“Aloprados” no governo estadual: ninguém merece

Nonato Guedes

Se ficar comprovado, mediante perícia isenta, que ocupantes de cargos “comissionados” da administração estadual estão sendo pressionados a vestir a camisa da pré-candidata do PSB à prefeitura, Estelizabel Bezerra, é caso de abuso de poder, cuja consequência já foi produzida na Paraíba contra quem estava no topo do poder. Direto ao assunto: Cássio Cunha Lima foi cassado pelo TSE no final do segundo mandato de governador acusado de conduta vedada/abuso de poder. O vídeo captado pelo portal “ClickPB” durante reunião presidida pelo secretário de Saúde, Waldson de Souza, flagrou, num primeiro momento, o discurso de uma funcionária do escalão intermediário explicando didaticamente que cargo de confiança “é cargo de confiança” e invocando, como guru dessa prédica, o governador Ricardo Coutinho. As versões divulgadas em emissoras de rádio são de que há, também, documentada, uma fala do secretário Waldson, praticamente no mesmo tom.

Pode não dar em nada, primeiro se for constatado que a gravação foi montada, o que exige a perícia isenta a que nos referimos; em segundo lugar, talvez a legislação eleitoral não seja clara quanto a incidentes fora do prazo de campanha propriamente dita. No reverso da medalha, se prevalecer entendimento de que houve propaganda explícita e, mais grave ainda, coação sobre servidores que exercem cargos de confiança, pode ficar caracterizado o uso antecipado da máquina para fins eleitoreiros. E, aí, qualquer leigo pode deduzir que houve infração, passível de punição. A escala punitiva tem uma gradação que só os responsáveis pela Justiça podem explicar melhor, mas, em tese, deve partir para cima do secretário, que, estando presente e não tendo contestado o que foi dito, é responsável. Estaria na posição de um auxiliar do governo com poder para ordenar despesas e que cometesse ilícito. Esse auxiliar, justamente pela condição de ordenador, responderia sozinho, em princípio, podendo um superior ser avocado subsidiariamente ou solidariamente. No final das contas, adversários do governo querem chegar diretamente ao governador Ricardo Coutinho, que tem margem de manobra para defesa mas não está acima da Lei.

Dê-se o beneplácito da dúvida ao governador pelo fato de que, estando nos EUA, mandou demitir funcionária do Palácio que usou a conta do “Twitter” oficial para subliminarmente pedir votos para Estelizabel. O superior imediato da funcionária não sofreu nada, muito menos o governador. A funcionária pagou o pato pela submissão. Ou pela bobagem de querer ser mais realista que o rei.
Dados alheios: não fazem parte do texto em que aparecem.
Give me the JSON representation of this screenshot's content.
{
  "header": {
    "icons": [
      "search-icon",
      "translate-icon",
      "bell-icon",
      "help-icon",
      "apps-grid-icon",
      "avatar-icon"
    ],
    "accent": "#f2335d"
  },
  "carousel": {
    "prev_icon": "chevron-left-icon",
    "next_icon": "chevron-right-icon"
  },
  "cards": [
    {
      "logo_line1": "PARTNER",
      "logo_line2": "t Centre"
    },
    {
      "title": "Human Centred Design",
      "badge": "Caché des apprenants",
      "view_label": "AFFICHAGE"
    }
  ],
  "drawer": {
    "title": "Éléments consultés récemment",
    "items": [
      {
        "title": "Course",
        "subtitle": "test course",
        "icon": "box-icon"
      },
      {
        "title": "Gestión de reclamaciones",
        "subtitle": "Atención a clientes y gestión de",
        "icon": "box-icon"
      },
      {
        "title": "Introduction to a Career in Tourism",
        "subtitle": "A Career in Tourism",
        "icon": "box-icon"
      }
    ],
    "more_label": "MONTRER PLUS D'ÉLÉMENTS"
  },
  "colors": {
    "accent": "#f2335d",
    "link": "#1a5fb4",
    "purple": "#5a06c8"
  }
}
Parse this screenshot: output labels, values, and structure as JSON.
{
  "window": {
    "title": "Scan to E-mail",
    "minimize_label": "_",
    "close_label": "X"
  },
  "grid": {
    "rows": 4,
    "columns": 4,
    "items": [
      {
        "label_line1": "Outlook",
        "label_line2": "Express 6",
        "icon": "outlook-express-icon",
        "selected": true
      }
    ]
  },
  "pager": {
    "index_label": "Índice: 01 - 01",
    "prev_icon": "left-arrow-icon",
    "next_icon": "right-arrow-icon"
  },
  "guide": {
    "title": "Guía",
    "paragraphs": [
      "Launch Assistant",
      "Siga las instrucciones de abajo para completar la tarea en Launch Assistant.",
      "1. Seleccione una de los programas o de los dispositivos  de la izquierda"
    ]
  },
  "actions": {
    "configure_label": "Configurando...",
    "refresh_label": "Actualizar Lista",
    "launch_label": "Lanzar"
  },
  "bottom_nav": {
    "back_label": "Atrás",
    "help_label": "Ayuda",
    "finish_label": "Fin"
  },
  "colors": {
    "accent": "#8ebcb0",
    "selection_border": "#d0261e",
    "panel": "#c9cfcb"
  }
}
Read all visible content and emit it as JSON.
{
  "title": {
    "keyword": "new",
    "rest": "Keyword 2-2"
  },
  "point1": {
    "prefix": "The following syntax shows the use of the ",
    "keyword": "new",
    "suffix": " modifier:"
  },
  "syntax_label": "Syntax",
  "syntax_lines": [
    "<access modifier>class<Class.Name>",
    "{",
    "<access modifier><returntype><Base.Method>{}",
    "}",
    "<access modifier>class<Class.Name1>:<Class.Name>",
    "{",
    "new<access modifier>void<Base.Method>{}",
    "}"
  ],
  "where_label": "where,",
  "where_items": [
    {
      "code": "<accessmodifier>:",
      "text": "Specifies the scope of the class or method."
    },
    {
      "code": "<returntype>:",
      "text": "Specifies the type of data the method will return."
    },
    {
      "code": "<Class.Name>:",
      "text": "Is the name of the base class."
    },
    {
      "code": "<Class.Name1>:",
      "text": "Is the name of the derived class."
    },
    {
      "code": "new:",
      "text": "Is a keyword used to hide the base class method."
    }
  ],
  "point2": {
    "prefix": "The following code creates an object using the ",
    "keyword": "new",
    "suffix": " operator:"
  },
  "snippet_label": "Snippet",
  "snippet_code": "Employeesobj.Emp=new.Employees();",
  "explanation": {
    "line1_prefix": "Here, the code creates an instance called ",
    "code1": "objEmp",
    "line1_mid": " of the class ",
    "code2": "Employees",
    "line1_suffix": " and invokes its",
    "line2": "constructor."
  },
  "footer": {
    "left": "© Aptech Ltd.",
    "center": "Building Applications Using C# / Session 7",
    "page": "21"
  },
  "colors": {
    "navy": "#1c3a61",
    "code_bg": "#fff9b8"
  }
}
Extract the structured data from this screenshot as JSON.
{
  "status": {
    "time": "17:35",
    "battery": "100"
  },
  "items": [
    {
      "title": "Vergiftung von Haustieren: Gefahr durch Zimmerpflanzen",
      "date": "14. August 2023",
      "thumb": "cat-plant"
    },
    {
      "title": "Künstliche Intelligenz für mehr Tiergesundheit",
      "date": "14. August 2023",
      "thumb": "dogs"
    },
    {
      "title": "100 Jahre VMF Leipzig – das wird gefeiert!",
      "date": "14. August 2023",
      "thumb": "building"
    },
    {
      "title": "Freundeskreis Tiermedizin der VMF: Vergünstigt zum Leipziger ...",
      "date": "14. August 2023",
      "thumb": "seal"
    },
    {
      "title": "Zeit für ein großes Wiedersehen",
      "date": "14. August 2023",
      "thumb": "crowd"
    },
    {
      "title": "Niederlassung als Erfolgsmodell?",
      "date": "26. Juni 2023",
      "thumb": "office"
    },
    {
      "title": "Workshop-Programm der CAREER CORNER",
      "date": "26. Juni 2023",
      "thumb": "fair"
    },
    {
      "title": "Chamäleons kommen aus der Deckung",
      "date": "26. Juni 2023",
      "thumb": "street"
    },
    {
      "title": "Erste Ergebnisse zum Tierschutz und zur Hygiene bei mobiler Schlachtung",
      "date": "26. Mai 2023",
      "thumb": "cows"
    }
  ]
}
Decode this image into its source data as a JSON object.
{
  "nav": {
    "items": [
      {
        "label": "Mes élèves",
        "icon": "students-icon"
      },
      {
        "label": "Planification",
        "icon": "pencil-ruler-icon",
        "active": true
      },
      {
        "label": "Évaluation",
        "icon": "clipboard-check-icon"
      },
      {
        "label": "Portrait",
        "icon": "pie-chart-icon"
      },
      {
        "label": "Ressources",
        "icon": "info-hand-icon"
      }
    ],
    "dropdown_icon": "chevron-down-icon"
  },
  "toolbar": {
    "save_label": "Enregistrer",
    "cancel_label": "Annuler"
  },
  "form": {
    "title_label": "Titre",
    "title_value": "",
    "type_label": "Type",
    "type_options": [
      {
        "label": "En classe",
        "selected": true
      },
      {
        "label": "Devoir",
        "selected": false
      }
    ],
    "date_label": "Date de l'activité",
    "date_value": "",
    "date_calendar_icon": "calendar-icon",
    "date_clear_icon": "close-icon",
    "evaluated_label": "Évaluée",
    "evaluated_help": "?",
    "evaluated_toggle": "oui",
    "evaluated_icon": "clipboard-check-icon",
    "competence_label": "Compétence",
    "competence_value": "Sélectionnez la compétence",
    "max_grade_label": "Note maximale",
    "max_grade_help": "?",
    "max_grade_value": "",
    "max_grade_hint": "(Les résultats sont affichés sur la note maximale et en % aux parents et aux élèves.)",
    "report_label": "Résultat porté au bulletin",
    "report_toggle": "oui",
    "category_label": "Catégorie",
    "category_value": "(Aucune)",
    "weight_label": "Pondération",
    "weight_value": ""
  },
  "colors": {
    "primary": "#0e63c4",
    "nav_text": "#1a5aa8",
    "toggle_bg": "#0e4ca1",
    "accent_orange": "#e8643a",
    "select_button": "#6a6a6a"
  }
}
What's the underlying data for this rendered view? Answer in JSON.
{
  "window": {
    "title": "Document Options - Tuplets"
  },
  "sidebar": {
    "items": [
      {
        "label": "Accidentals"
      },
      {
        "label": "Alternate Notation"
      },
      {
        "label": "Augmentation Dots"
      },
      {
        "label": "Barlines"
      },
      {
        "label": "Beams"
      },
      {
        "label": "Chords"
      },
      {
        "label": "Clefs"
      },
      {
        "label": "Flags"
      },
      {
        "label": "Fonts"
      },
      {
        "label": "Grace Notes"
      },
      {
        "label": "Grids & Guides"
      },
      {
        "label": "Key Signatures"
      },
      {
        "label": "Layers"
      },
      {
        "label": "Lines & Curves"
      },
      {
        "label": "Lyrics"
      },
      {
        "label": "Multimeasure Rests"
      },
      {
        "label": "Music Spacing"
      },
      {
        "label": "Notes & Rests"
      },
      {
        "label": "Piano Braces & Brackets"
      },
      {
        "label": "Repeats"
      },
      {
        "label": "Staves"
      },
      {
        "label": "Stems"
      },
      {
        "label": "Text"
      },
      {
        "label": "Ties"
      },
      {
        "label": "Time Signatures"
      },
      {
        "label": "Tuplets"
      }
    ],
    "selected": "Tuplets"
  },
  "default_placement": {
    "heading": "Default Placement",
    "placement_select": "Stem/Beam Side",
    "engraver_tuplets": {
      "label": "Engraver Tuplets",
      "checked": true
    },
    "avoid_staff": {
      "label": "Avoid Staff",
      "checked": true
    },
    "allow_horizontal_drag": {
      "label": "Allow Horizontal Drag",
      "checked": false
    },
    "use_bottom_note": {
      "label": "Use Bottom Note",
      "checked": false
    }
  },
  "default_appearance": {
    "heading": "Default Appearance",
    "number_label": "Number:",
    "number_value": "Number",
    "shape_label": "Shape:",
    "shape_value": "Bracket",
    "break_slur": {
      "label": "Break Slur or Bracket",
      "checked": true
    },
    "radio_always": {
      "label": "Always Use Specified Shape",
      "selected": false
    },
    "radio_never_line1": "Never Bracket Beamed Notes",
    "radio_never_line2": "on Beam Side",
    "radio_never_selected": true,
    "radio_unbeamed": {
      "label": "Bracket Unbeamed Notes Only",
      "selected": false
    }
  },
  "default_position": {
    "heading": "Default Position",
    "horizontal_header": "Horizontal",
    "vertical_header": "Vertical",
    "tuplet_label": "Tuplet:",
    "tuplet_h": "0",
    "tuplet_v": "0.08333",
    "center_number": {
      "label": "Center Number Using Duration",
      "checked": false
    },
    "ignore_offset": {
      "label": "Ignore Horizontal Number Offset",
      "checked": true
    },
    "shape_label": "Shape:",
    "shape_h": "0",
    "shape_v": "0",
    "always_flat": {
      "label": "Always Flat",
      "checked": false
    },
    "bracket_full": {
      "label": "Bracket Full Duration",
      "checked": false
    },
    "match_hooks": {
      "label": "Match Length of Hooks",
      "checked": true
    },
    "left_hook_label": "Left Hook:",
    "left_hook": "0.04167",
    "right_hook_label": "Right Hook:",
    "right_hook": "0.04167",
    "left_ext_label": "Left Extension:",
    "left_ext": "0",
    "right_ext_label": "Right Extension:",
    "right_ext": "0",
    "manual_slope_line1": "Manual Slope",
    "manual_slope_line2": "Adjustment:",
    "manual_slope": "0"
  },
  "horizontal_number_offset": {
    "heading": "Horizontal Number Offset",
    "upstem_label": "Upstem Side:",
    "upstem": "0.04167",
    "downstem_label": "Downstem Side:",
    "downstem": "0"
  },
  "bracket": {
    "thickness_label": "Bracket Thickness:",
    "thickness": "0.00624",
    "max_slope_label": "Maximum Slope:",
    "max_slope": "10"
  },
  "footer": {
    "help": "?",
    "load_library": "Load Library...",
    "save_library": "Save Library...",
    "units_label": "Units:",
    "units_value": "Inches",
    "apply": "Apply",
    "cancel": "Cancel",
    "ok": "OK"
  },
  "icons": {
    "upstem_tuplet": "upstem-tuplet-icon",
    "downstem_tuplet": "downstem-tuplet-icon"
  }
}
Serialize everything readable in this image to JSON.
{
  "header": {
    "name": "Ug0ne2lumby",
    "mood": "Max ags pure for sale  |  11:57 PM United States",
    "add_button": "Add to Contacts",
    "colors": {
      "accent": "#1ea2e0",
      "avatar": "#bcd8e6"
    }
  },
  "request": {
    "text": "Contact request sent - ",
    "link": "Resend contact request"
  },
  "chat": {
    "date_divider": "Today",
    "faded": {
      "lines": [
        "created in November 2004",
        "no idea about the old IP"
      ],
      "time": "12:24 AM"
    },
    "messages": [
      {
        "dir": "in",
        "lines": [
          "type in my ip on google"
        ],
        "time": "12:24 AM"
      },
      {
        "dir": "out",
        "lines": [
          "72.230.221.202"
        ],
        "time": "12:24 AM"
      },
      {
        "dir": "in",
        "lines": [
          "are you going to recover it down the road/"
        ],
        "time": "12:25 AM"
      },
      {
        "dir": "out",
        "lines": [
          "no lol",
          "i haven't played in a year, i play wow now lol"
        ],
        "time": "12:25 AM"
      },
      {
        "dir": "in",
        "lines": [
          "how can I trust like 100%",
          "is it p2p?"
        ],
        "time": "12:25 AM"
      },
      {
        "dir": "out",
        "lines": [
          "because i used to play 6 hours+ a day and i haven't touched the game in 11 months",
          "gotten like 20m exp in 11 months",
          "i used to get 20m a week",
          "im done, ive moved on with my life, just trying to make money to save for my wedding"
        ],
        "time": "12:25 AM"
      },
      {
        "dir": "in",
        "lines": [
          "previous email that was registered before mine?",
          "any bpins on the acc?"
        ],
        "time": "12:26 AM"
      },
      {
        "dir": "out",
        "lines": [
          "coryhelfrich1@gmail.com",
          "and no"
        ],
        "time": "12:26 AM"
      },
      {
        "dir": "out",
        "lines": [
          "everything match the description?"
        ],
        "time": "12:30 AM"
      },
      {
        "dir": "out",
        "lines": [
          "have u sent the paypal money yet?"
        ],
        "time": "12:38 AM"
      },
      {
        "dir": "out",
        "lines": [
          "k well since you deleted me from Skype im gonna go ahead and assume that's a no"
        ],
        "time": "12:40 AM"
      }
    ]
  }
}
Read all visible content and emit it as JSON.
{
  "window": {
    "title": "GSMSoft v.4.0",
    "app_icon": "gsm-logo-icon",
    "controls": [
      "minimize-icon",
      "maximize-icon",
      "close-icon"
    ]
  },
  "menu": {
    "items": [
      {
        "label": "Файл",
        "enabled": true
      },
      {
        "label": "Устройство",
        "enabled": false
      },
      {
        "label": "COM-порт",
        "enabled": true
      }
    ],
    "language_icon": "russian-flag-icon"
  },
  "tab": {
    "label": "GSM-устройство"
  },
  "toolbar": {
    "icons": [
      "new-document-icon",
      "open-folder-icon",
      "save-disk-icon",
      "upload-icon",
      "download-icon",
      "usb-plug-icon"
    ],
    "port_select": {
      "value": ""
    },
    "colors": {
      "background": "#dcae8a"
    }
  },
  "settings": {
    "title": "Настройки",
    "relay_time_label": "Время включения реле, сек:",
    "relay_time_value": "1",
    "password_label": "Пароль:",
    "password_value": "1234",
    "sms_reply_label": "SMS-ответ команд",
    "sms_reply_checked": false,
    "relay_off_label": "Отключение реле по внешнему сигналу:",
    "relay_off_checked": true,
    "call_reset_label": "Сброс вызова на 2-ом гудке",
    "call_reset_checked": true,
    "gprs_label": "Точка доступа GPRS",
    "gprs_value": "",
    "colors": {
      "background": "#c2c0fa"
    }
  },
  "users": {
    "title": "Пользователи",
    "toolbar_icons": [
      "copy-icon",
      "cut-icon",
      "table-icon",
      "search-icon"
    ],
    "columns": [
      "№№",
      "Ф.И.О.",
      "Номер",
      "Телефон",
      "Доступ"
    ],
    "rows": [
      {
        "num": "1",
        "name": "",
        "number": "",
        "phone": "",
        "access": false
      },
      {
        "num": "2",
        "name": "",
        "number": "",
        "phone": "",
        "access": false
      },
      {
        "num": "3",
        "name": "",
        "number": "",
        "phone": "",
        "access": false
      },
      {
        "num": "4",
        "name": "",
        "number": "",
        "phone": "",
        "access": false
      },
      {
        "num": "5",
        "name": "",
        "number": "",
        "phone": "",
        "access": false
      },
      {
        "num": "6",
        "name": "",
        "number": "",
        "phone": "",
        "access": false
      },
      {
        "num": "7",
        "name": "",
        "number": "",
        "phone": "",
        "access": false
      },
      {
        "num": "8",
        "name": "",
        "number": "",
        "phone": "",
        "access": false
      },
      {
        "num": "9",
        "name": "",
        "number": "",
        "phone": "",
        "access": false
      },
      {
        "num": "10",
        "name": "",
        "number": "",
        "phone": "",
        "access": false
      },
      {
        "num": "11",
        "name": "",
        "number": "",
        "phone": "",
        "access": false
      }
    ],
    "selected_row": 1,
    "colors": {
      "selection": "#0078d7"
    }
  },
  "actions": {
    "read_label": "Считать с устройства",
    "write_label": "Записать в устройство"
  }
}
O pior é que o estouro do incidente na reunião com os comissionados deu-se em menos de uma semana após o “affair” palaciano. Quer dizer: está virando uma praxe institucionalizada a propaganda dentro da máquina de governo em favor de uma candidatura. Admita-se, por hipótese, que o governador está fora dessa, como Lula jurou não saber nada do mensalão. Tal condescendência não exime o governador de outra responsabilidade: a de ter comando de fato e de direito sobre a máquina que ele pilota. Por outro lado, é mera patacoada essa estória de que cargo de confiança é cargo de confiança…do governante. O princípio legal reserva uma quota para nomeação de pessoas de confiança de governantes, com base em critérios como competência e lealdade. É omisso sobre relações mais próximas, de compadrismo. Os auxiliares de confiança, ainda assim, devem lealdade primeira à sociedade. São pagos para trabalhar em favor do contribuinte que paga impostos recolhidos pela secretaria de Finanças do Estado. O governo socialista que se instaurou sob os eflúvios da modernidade e que prometeu uma Paraíba diferente não pode repetir o que condenou em governos que o antecederam, porque estará incorrendo em deslavada mistificação.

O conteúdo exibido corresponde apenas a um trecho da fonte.